La muerte de Javier Valdez

El asesinato del periodista y escritor Javier Valdez Cárdenas el pasado 15 de mayo marca un hito entre los crímenes contra periodistas en México.
No minimizo la muerte de otros periodistas, ni mucho menos, sobre todo de aquellos que cubrían el tema del crimen organizado, pero el caso de Valdez Cárdenas fue alejándose de la norma en la medida en que su voz crecía en libros de una importancia capital para entender este momento mexicano, esta fracción de la historia que en veinte, treinta o cincuenta años no tendrá mejores referentes para entenderla que los libros de un Valdez Cárdenas, o de un Sergio González Rodríguez, fallecido hace poco también, o incluso de la labor periodística (seria y valiente) que llevan a cabo Sanjuana Martínez, Diego Enrique Osorno, etcétera.

A Javier Valdez lo conocí en un viaje que hicimos a Gijón, para participar en la Semana Negra. Nos tocó compartir habitación de hotel y eso me permitió entrar en la personalidad penetrante de Javier, que no era muy expresivo sino más bien reconcentrado y agudo en la forma de mirar la realidad.

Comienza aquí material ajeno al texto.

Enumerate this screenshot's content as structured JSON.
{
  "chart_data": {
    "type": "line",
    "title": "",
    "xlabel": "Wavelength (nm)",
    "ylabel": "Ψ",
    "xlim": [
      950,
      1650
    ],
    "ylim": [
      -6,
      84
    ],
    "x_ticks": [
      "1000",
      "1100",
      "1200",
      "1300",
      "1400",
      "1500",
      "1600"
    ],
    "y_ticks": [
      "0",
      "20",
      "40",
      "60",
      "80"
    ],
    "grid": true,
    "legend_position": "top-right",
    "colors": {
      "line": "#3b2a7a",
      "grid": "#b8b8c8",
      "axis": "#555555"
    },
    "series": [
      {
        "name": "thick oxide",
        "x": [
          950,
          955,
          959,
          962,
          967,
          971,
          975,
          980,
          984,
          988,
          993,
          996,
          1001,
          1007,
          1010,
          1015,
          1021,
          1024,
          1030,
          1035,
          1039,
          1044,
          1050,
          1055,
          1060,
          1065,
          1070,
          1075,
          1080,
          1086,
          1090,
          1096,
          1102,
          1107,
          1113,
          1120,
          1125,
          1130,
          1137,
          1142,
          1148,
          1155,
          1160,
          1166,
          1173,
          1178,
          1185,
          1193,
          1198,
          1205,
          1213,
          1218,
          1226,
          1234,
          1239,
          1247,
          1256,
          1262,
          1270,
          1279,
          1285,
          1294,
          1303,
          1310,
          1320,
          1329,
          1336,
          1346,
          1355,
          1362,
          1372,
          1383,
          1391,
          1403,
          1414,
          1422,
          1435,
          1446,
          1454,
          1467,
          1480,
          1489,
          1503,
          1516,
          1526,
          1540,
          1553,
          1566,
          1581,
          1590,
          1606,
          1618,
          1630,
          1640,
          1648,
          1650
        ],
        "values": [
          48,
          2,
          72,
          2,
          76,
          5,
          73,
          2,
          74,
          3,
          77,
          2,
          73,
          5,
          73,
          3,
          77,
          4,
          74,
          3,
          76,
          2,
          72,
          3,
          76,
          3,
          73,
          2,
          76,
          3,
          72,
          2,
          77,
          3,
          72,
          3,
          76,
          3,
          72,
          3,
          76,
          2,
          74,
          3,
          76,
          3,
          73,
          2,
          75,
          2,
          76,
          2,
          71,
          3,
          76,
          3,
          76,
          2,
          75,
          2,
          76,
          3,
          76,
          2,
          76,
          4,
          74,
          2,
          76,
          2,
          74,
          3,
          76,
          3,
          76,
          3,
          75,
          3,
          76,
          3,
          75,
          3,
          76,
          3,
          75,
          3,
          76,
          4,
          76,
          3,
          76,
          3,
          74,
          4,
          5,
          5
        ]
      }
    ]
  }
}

Tuvimos oportunidad de hablar de México y coincidimos en que nos dolía más de lo normal su corrupción, su impunidad, su violencia.

Fundador del mítico semanario Ríodoce, la bibliografía sobre el narcotráfico de Valdez Cárdenas empezó a cubrir todos los ángulos de un fenómeno que se nos ha convertido a los mexicanos en la peor de nuestras pesadillas. En libros como Malayerba, Los morros del narco, Levantones, Con una granada en la boca, Huérfanos del narco y Narcoperiodismo, el también corresponsal del periódico La Jornada en Culiacán dio cuenta fiel del horror que ha dejado el narcotráfico en su paso por la vida nacional, su relación con la clase política y la penetración que ha tenido en otros ámbitos oscuros de la sociedad. Ha dado cuenta también de los olvidados, de los marginados, de los que no tienen voz, para construirles una historia y no dejar que sean un simple número entre tanta mortandad.

La muerte de Javier Valdez nos ha hecho más vulnerables, pero también más fuertes. A quienes buscamos desvelar las mentiras y los crímenes del Estado y encontrar la verdad ya nos da miedo buscarla porque la verdad en nuestro país está llena de sangre y muerte, y no ofrece otro camino.
¿Hasta cuándo, yo me pregunto, la convertiremos en un verdadero lugar de encuentro con el futuro?
La muerte de Javier Valdez, por eso, al tiempo que duele, aterroriza, porque la ola imparable de la impunidad no parece detenerse, y está en todas partes, y a todos –en el momento menos esperado- puede arrastrarnos sin que nadie haga nada, nada, para impedirlo.